The Salt Lake County Council only meets on a part-time basis, and thank God for that. It is apparent that they don't have enough to do as it is. This is the only excuse there can be for the time they spent on trying to hammer out an ordinance involving county residents having a chicken in their yard.
With things being financially tight for most people, some are resorting to planting gardens for fresh veggies and keeping a chicken or two for fresh eggs.
Apparently, it was not the chickens that posed the problem for the council, but rather the coops. The rules they came up with were so restrictive that I doubt that Gitmo would pass muster. These council members collective minds came up with restrictions on building a chicken coop that would be virtually impossible to comply with. For starters, they wanted the coop to be no closer than 50 feet to any residence. So, to have a chicken you would need a lot big enough for a horse barn and tractor. The coop would have to be made out of something described as "quarter-inch hardware cloth" that would have to extend two feet underground, then bend an additional two feet away from the pen.

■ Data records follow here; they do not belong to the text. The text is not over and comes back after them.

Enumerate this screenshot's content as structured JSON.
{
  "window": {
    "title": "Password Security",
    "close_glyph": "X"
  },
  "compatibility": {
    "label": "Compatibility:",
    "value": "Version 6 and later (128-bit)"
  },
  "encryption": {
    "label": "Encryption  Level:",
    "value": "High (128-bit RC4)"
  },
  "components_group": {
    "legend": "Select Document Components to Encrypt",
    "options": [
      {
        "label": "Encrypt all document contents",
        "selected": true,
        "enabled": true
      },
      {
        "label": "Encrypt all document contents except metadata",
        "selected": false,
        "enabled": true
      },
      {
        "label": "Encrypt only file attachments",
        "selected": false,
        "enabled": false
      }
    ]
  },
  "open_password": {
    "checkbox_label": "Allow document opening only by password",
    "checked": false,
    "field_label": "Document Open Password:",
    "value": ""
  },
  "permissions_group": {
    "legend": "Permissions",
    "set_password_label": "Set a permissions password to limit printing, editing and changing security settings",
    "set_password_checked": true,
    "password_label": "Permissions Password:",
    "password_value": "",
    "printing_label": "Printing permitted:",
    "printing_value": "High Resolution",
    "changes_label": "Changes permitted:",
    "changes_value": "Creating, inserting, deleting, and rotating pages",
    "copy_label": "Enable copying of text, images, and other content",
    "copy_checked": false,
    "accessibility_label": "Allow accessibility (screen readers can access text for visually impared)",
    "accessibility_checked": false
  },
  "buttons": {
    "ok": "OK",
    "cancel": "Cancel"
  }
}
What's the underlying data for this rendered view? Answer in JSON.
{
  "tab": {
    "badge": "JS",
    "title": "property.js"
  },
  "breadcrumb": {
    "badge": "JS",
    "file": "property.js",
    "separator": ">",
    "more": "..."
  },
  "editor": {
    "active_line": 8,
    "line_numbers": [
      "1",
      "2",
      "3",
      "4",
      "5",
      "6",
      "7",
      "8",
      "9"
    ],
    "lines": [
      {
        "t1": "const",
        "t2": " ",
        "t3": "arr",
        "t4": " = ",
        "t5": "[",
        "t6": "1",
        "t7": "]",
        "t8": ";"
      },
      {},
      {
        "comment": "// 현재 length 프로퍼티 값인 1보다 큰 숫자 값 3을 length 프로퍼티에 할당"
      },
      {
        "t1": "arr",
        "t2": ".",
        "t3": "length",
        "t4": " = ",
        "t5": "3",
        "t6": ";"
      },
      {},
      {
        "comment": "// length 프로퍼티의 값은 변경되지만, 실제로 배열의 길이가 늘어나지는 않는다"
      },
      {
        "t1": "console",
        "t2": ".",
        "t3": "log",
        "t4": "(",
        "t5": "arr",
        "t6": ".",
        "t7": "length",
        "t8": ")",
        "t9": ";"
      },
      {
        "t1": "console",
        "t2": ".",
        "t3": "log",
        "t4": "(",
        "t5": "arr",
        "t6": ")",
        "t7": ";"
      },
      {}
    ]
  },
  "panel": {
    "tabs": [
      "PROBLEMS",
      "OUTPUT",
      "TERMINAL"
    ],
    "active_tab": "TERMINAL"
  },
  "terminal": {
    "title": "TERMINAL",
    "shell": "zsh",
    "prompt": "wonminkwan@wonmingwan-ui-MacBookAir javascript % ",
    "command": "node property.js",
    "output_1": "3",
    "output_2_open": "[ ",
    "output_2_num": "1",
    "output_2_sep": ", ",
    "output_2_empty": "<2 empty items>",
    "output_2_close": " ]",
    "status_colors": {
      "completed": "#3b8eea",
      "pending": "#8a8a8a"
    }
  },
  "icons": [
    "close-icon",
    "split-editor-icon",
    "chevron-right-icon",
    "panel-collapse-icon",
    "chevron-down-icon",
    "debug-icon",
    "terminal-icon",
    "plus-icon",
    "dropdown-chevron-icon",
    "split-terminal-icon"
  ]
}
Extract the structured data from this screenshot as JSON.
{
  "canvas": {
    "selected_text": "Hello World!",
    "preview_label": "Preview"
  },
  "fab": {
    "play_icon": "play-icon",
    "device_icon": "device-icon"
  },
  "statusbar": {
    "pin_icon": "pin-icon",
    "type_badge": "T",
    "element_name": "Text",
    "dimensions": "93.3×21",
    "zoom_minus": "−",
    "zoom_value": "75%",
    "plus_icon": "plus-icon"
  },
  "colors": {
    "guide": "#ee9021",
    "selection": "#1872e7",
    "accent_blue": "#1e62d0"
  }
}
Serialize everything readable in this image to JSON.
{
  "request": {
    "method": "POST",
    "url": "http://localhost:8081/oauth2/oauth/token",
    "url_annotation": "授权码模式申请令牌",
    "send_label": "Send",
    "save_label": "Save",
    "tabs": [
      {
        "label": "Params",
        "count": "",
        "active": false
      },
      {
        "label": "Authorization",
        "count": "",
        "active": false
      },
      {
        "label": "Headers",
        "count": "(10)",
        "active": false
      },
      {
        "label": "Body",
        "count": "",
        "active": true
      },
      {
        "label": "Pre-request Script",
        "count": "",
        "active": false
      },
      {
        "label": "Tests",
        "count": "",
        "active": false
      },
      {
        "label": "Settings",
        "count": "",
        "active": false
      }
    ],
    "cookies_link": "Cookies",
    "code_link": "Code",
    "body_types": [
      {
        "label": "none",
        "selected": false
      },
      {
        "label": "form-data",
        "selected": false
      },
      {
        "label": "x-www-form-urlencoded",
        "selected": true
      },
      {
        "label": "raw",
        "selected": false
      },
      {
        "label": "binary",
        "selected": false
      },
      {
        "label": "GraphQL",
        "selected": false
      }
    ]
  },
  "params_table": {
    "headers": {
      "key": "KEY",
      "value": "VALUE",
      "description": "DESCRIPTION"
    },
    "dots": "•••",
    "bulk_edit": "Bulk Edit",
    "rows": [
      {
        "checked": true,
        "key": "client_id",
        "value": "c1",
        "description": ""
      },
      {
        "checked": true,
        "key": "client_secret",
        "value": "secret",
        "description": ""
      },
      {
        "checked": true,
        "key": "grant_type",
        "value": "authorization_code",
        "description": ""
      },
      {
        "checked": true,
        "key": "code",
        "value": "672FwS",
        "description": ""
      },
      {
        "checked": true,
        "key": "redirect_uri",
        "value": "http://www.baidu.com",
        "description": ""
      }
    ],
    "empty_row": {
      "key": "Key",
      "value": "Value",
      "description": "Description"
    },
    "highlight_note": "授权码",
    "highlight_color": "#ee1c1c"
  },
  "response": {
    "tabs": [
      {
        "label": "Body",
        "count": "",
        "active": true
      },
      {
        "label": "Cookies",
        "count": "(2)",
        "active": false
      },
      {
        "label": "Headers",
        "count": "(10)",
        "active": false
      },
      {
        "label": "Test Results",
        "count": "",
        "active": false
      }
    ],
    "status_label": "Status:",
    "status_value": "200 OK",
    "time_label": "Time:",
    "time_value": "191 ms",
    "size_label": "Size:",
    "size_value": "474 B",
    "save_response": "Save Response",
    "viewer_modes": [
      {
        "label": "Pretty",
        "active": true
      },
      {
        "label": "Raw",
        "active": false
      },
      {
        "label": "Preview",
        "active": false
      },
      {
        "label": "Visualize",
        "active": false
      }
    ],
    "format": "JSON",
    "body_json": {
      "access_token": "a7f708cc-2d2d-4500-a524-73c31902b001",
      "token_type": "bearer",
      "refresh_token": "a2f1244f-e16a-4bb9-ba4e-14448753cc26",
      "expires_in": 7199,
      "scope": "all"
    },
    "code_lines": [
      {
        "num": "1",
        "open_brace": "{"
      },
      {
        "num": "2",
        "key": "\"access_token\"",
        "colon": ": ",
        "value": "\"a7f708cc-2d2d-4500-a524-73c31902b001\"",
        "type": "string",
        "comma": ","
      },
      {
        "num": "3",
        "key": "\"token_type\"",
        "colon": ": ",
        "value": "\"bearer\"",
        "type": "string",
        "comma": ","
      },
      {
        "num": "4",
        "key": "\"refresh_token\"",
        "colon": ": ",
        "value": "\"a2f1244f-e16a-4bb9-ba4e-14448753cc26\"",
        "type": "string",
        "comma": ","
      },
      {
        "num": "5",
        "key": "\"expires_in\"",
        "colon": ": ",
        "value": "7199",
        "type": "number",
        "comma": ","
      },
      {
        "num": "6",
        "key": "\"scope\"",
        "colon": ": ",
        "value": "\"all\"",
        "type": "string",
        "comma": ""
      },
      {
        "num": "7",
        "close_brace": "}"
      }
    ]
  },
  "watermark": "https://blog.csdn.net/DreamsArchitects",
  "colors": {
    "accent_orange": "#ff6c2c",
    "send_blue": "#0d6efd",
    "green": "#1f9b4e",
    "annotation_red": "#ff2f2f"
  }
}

Just what the hell is quarter-inch hardware cloth? What ever happened to chicken wire? What is the purpose of putting a chicken inside a coop made of "kevlar," and how long do you think it will take to cook a chicken in such a coop on a 100 degree day? Then there is the matter of the 2-feet-underground construction required......are they afraid that the chickens will try and tunnel out like in The Great Escape?
Councilman Joe Hatch said, "There is no sense in us passing something that is meaningless," and Councilman David Wilde said, "Technically, almost nobody can qualify to have a chicken coop on their lot."
So, instead of just scrapping the ordinance and its really stupid conditions and starting over, they instead referred this goofy proposal to its public-works subcommittee for revision. HEY, WAIT A MINUTE.....you have already admitted your proposal doesn't make any sense at all so why compound the waste of taxpayer dollars and waste the time of people at the public-works subcommittee?
How hard can this be for crying out loud? Try this: You can have a couple of chickens in your yard; just make sure that they don't get into the street.
I had a pet chicken when I was a little kid. Peetee used to ride on the little step on the back of my tricycle as I rode it up and down the block. Nobody cared and the only thing I heard was some neighbor saying, "There goes that weird Barberi kid and his chicken." My brother was the only person who objected to Peetee, because my chicken could beat up his dog!